# alternate careers..



## thebighat (Feb 21, 2001)

If you weren't doing what you are doing, what would you really like to be doing? 

I would like to be a luthier, and work in a clean, well-lighted place, with the smell of hide glue and varnish, and the hissing sound of a well tuned plane cutting thinner-than-paper shavings from 200 year old spruce from a Bavarian forest.


----------



## kokopuffs (Aug 4, 2000)

Me, I'd either be a ranger for BLM or a professional pool player.


----------



## momoreg (Mar 4, 2000)

A fitness professional, of course. :bounce:


----------



## gilbear (Sep 19, 2003)

I'd like to be a BLUES BROTHER! Like Jake, only alive! 
"C'mon...Baby don't ya wanna go? Down to the same old place... Sweet Home, Chicago!" :smoking:


----------



## headless chicken (Apr 28, 2003)

I've always wanted to be a commercial pilot. Travel the world and see the sky the way few have seen it. 
I almost got into computer assembly but turned it into more of an interest/hobby.


----------



## chrose (Nov 20, 2000)

Interesting timing TBH, a coworker of mine brought in his sons gutar for me to tune today (the kid is 6 and dad doesn't have a clue) anyway it was a cheap guitar, buzzing, intonation out of whack etc. I fixed it up and he asked me where I learned to do that. I told him it was just years of playing guitar, to my point many moons ago I too wanted to be a Luthier, I even looked into going to school for it, but like a lot of things, it too went by the wayside.
To answer the question now, I would like to be a writer, food preferably or a chocolatier that didn't have to worry about the rent!


----------



## thebighat (Feb 21, 2001)

Want to read something that will make you crazy? I think it's called Making a Guitar, by Cumpiano and Natelson.


----------



## mezzaluna (Aug 29, 2000)

I'd like to be a travel and food writer maybe, or find a way to just travel and be paid for it!

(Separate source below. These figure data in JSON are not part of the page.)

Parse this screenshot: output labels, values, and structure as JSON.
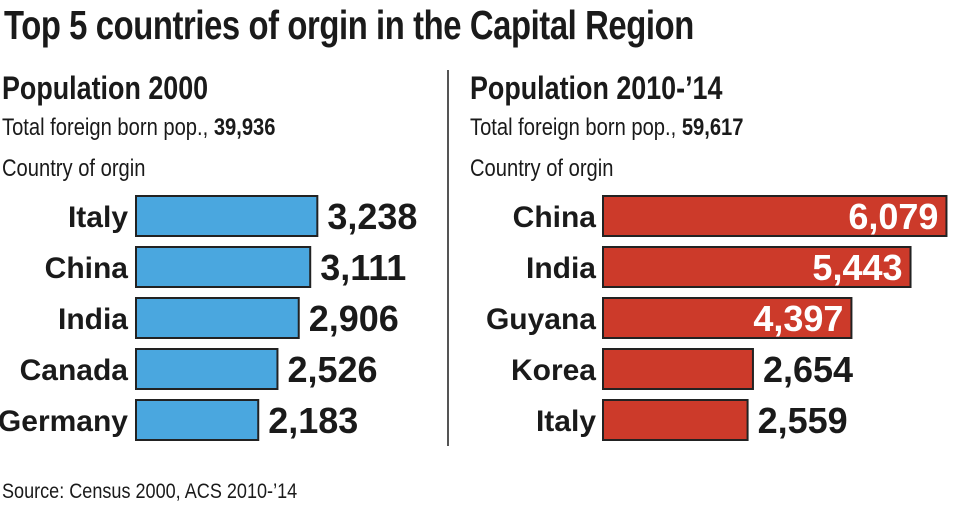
{
  "title": "Top 5 countries of orgin in the Capital Region",
  "source": "Source: Census 2000, ACS 2010-’14",
  "colors": {
    "left_bar": "#4aa7df",
    "right_bar": "#cc3a2a",
    "text": "#1a1a1a"
  },
  "chart_data": [
    {
      "type": "bar",
      "orientation": "horizontal",
      "title": "Population 2000",
      "total_label": "Total foreign born pop., ",
      "total_value": "39,936",
      "category_label": "Country of orgin",
      "categories": [
        "Italy",
        "China",
        "India",
        "Canada",
        "Germany"
      ],
      "values": [
        3238,
        3111,
        2906,
        2526,
        2183
      ],
      "value_labels": [
        "3,238",
        "3,111",
        "2,906",
        "2,526",
        "2,183"
      ],
      "color": "#4aa7df"
    },
    {
      "type": "bar",
      "orientation": "horizontal",
      "title": "Population 2010-’14",
      "total_label": "Total foreign born pop., ",
      "total_value": "59,617",
      "category_label": "Country of orgin",
      "categories": [
        "China",
        "India",
        "Guyana",
        "Korea",
        "Italy"
      ],
      "values": [
        6079,
        5443,
        4397,
        2654,
        2559
      ],
      "value_labels": [
        "6,079",
        "5,443",
        "4,397",
        "2,654",
        "2,559"
      ],
      "color": "#cc3a2a"
    }
  ]
}
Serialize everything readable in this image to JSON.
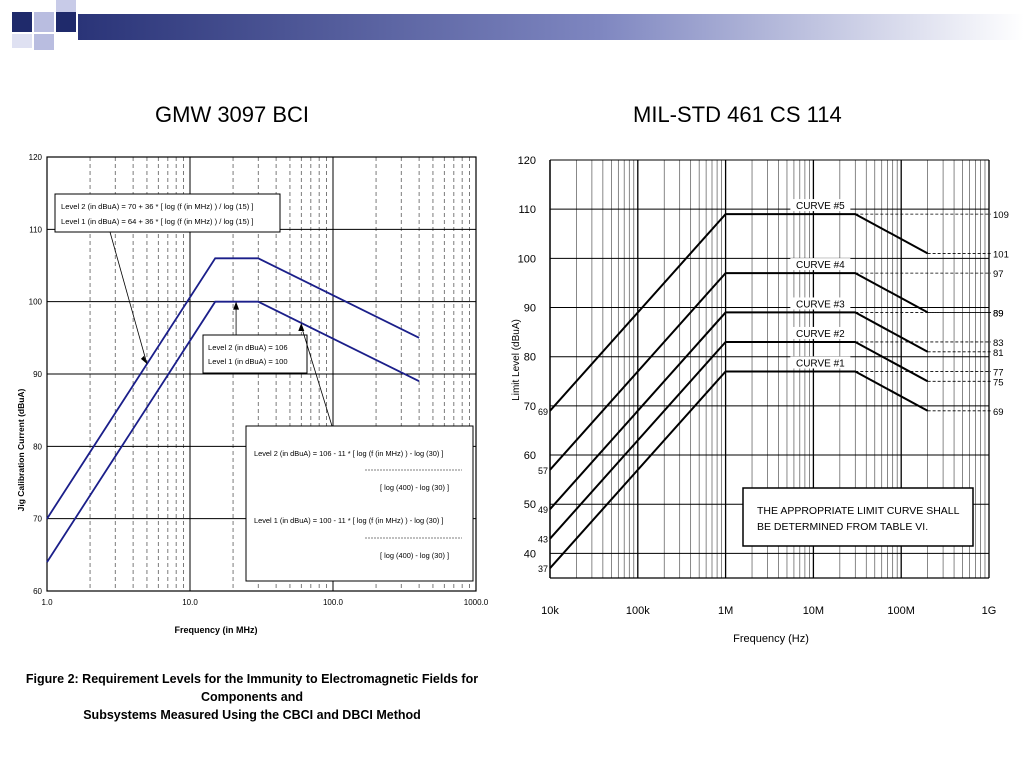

In five years I hope to become a retired teacher. That's absolutely attainable.


----------



## kuan (Jun 11, 2001)

I'd like to be a Zamboni driver. 

Speaking of luthiers, I have plenty of luthier friends. Here's the backs and sides of my new guitar. Still under construction, delivery date probably sometime in May.










Kuan


----------



## nicko (Oct 5, 2001)

I would enjoy being a tracker and guide living in a cabin in montana or oregon. 

Otherwise I would be a professional backgammon player.


----------



## kthull (Oct 9, 2002)

Funny...I'm on the outside looking in. I'd like to have my own bakery. At the moment, I'm only an avid hobbyist of pastry. 

Professionally, I'm in graphic design/publishing.


----------



## chefboy2160 (Oct 13, 2001)

Hmm , maybe a Colombian drug lord or perhaps the Don of a connected family ?
No , thats just to much like being a chef .
How about an archeoligist in the spring and summer and an astronomer during the cold season .


----------



## shroomgirl (Aug 11, 2000)

hmmmmm......well, I cater, teach, organize and run farmer's markets, write, consult, organize and run stage preformances....
with each of these it seems that I am working on the computer more than ever and less on the stove...I would like to write manuels for schools on how to incorporate farm/nutrition and cooking into their curriculum or search out cool ingrediants around the USA. Oh wait that is part of the job I do now.....Career change,logistic eningeer....is there such an animal?


----------



## pete (Oct 7, 2001)

Here are a few careers I have considered in the recent past:
Photographer
Food and/or Travel writer
Forensic sceintist
Archeologist
Vet or Zookeeper


----------